The best energy-saving tricks to save you money – and tricks that are just old wives’ tales

Things that work and don’t work when it comes to saving money have been a hot topic of conversation amid rising energy bills.

So Angellica Bell, co-host of The Martin Lewis Money Show, has revealed her top energy-saving hacks that work — as well as dispelling the myths that don’t.

Other tips she says could save money include only boiling the water you really need to make a cup of tea and unplugging your electrical appliances when not in use.

It comes after a survey of 2,000 adults found that more than a third (39%) already think putting your laundry on a cooler temperature will cut bills.

And while 22% are already saving money by reducing the temperature of their laundry, 35% do so in an effort to protect their clothes and make them last longer.

Following the results, a quiz was created for people to test their knowledge of which economic hacks work and which don’t.

Angellica Bell, who works with Ariel, who commissioned the research to highlight her #WashColdChallenge, said: “I started making some simple changes and mastered a few tricks along the way.

“There’s so much information about what works and what doesn’t when it comes to power saving hacks.

“As we are all set to see energy bills increase, lowering the temperature of your laundry to a cold wash is one simple change you can make to reduce your energy usage at home.

“Not only are you reducing your carbon footprint, you are also reducing the energy consumption of your laundry – washing cold could save you up to 60% on your washing machine energy bill.”

Britons also plan to reduce the impact on their wallets – and on the environment – ​​in particular by reducing their car use (39%).

And as the weather gets warmer, two-thirds (65%) have reduced their use of central heating inside the home.

Nearly half (45%) have started unplugging appliances that aren’t in use, and four in ten are making sure to keep curtains drawn tight to keep the heat in.

On average, Britons do three loads of laundry a week, although more than one in 20 do a load every day.

But 29% admitted to not dividing their laundry into “lights and darks” – and just grouping them together.

And one in five people typically don’t read instructions on how to wash their clothes and just put everything in the same cycle – with men guiltier than women.

However, while 41% already wash their clothes at 30 degrees, 35% are even more likely to opt for a warmer wash at 40 degrees.

A spokesperson for Ariel said: “Everyone is looking for ways to reduce their energy consumption, both to save money and resources.

“Some advice is really good and will help either way, while some is old wives’ tales that will only make a negligible difference.

“Doing your wash at a lower temperature is something that will make a difference, both to your bills and to the longevity of your clothes – lowering the temperature of your wash can go a long way in reducing the environmental impact of your laundry.

“As part of our drive to get the nation to lower its temperature, if the #WashColdChallenge campaign reaches one million pledges from the public, we will donate £100,000 to WWF to help protect the planet.


  1. Lowering the temperature of your laundry and even washing cold could save you up to 60% on your washing machine’s energy bill.
  2. Buy energy efficient appliances – an A+++ washing machine will generally use less energy or check the eco cycles of the machines you own.
  3. Disable sleep modes where you can – many electrical devices can be turned off at the outlet without affecting their programming.
  4. Stop charging your phone – many people charge their phone overnight, but repeatedly charging your phone to 100% can drain battery life over time.

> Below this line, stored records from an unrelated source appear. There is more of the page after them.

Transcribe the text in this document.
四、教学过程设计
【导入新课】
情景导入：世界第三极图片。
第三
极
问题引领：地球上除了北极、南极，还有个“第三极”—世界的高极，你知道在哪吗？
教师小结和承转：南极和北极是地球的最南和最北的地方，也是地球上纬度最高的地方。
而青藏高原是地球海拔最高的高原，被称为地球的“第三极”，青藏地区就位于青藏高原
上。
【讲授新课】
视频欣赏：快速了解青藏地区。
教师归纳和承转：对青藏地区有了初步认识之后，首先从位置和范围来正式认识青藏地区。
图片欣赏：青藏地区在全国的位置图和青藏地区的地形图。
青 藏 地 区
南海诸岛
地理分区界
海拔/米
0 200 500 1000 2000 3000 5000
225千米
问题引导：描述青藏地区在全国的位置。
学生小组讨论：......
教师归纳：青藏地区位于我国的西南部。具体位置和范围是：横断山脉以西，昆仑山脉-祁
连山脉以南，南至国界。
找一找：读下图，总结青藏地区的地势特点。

Simply charge your phone when it needs it.
  5. Air-drying clothes instead of putting them through a dryer will help you save money and be easier to do in the summer months.
  6. Boil only the amount of water you need in your kettle.
  7. Waterproofing your home is a great way to save money. Yes, you may have to pay upfront, but it could save you more money in the long run.
  8. Using a microwave is cheaper than using an oven – or even investing in a slow cooker.
  9. Turn off your lights as much as possible and replace lights with LED bulbs.
  10. Smart meters let you see when you’re using the most energy and how much it’s costing you. So while installing a smart meter won’t save you money, being able to track your energy use can help you make more informed choices in the long run, which could save energy, and therefore money.


  1. Regardless of the temperature of your wash. Washing your clothes at high temperatures does not use the same amount of energy as washing at colder temperatures. Reducing the temperature from 40°C to 20°C on a normal cycle can save you up to 60% on your washing energy bill. And switching to a lower temperature can not only save you money, but also help the environment as you use less energy, and therefore reduce the carbon footprint of your laundry.
  2. Turning up the thermostat to a high temperature will not warm your home any faster.
  3. Painting radiators black will not help conserve energy.
  4. Using electricity at night is not always cheaper than using it during the day. It depends on what tariff you are on and, for those with central heating, electricity costs the same no matter what time you use it.
  5. Leaving devices on standby still consumes power. Unplugging or turning off appliances when not in use is an effective way to save energy.
  6. Having the heating on low all day to save money is a myth. Having the heating on only when you need it, in the long run, is the best way to save energy, and therefore money.